4. The Human Spirit: Energy of Meaning and Purpose
It’s important to work hard but without selling your soul. Don’t settle for a career that doesn’t fulfill you. Of course, not hundred percent of your work can be fulfilling since in any job or business, you have to do your chores. But a significant part of it can indeed be fulfilling and help you be more productive.
To draw energy from the human spirit, we need to know our priorities and integrate relevant activities in three categories:
- Doing the work you love and do best
- Giving time to important areas of life: work, family, health, serving others
- Living your values in daily life
a) Doing What You Love and Do Best
In your work, find the experiences when you felt the happiest, the most fulfilled, inspired, and effortlessly absorbed.

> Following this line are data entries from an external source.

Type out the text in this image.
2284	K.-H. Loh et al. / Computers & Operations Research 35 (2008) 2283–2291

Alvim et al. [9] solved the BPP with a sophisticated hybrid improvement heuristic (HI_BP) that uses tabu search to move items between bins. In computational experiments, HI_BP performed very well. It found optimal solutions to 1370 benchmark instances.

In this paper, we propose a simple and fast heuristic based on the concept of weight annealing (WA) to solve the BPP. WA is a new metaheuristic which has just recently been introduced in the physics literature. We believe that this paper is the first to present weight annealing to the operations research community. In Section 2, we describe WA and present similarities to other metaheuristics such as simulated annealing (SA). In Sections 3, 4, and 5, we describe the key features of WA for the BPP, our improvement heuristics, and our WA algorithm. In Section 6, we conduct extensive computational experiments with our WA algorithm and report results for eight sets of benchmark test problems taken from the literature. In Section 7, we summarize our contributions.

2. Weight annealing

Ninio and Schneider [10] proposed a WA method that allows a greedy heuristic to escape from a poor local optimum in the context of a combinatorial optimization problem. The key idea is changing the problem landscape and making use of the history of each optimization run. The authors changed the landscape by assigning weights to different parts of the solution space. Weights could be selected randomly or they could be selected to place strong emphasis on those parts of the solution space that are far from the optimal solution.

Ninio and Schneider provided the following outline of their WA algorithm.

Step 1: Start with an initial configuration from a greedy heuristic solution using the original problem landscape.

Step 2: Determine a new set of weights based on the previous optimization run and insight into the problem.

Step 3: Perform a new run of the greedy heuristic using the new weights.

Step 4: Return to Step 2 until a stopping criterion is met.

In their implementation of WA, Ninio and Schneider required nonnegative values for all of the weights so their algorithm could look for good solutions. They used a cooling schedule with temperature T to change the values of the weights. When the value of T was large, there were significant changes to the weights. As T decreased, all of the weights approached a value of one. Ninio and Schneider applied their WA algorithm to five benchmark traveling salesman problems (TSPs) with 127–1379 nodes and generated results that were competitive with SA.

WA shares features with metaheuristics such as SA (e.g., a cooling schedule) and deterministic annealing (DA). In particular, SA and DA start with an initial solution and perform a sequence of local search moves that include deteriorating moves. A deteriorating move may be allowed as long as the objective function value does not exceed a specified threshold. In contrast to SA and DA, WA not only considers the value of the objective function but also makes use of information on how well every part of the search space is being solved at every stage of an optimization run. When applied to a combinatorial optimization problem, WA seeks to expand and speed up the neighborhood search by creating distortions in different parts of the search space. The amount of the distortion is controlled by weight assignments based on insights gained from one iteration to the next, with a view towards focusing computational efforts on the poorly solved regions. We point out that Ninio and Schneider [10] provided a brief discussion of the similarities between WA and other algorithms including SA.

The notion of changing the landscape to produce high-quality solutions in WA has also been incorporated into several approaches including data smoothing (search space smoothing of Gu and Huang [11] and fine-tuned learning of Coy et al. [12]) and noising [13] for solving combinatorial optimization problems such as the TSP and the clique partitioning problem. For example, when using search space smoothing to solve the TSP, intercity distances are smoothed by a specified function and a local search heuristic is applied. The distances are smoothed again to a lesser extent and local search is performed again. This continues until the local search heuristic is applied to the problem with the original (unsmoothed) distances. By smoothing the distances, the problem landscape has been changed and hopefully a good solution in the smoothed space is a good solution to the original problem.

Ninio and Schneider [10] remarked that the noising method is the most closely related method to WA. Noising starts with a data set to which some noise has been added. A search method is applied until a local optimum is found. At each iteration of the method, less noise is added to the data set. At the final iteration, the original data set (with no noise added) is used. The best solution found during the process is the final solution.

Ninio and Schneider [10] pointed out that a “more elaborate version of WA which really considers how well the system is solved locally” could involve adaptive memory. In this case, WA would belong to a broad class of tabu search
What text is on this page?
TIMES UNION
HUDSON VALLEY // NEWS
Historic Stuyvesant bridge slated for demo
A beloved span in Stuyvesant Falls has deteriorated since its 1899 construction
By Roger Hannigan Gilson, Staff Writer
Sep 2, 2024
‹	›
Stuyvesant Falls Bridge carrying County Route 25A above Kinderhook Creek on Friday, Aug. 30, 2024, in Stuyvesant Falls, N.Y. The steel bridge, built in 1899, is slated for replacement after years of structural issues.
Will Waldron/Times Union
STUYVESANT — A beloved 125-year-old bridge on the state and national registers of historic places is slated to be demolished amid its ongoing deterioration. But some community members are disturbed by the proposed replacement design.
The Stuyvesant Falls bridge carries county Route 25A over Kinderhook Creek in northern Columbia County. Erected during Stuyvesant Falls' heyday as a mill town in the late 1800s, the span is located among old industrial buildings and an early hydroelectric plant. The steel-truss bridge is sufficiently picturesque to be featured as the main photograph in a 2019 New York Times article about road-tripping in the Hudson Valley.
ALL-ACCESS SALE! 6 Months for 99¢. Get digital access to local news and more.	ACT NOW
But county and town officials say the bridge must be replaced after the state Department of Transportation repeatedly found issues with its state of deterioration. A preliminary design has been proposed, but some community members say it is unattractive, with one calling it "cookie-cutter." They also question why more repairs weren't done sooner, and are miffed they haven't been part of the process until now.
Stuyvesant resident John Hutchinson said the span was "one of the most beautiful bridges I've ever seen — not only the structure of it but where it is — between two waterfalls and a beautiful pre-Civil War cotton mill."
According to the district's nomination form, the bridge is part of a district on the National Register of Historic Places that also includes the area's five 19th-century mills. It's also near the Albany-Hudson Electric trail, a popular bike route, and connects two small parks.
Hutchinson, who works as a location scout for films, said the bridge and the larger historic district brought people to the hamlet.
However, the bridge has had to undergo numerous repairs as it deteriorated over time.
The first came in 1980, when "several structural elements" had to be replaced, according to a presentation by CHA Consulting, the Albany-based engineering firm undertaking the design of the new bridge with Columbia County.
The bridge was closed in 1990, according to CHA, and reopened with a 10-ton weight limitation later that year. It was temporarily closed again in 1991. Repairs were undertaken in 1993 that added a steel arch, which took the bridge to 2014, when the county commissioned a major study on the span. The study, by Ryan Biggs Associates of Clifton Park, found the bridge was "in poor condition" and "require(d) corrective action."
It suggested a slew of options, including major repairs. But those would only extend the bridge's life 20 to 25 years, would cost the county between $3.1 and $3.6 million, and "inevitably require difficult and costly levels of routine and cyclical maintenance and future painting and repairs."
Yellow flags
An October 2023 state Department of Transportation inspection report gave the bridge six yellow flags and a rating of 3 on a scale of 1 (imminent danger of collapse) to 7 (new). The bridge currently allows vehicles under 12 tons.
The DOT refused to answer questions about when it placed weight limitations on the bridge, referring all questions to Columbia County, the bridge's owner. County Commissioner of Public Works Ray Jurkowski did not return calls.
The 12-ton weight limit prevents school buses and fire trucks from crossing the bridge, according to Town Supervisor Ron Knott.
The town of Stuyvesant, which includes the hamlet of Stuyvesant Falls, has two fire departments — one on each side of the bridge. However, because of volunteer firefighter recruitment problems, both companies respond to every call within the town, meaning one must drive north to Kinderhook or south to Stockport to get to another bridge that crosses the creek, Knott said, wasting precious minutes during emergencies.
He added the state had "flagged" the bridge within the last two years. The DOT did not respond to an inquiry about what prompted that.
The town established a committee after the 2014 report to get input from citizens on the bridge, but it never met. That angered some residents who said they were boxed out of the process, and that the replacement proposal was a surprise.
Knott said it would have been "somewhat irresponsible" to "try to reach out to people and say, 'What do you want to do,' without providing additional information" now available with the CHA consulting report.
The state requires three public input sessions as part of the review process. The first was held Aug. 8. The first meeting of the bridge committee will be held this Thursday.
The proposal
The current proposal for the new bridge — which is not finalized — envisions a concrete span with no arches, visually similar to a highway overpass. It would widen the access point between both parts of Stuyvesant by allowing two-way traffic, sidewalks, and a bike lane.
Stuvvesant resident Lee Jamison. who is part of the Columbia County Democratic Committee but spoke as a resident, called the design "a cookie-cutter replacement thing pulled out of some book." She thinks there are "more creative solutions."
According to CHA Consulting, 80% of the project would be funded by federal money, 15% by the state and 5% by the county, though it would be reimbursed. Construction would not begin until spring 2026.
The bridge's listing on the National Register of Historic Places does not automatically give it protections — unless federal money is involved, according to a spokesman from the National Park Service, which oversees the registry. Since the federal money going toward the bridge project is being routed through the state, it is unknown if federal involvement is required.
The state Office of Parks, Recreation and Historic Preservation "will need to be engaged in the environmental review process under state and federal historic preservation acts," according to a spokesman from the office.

Remember at least two such experiences and then find out what made the experiences stand out and what talents you used.
If creativity was the game-changer for you, then build a ritual where you do creative work every day. If leadership made you feel unstoppable, focus more on such activities on a daily basis.
b) Giving Time to Important Life Areas
Work is important, but it is equally important to give time to family, exercise every day to be fit, and give back to society once in a while to be of service.
c) Living Your Values in Daily Life
Tony Schwartz, the CEO of The Energy Project, says that
“People tap into the energy of the human spirit when their everyday work and activities are consistent with what they value most and with what gives them a sense of meaning and purpose. If the work they’re doing really matters to them, they typically feel more positive energy, focus better, and demonstrate greater perseverance.”
Know Your Values
To know your values, identify the times in your life when you were the happiest. Then identify the times when you were most proud. Identify when you were most fulfilled. Then deconstruct these experiences to find which factors made them remarkable. These factors will point to your core values.
But there’s a shortcut too. Ask yourself, “What are the qualities that I find most off-putting in others? What you hate in others is what you love in yourself. So it is a great way to find what you value.
Once you know your values, integrate them in your daily activities to be more productive. If achievement in work is your core value, do one task per day that helps you grow your career in the long run. If nurturing your family is your core value, schedule quality time with family every morning and evening.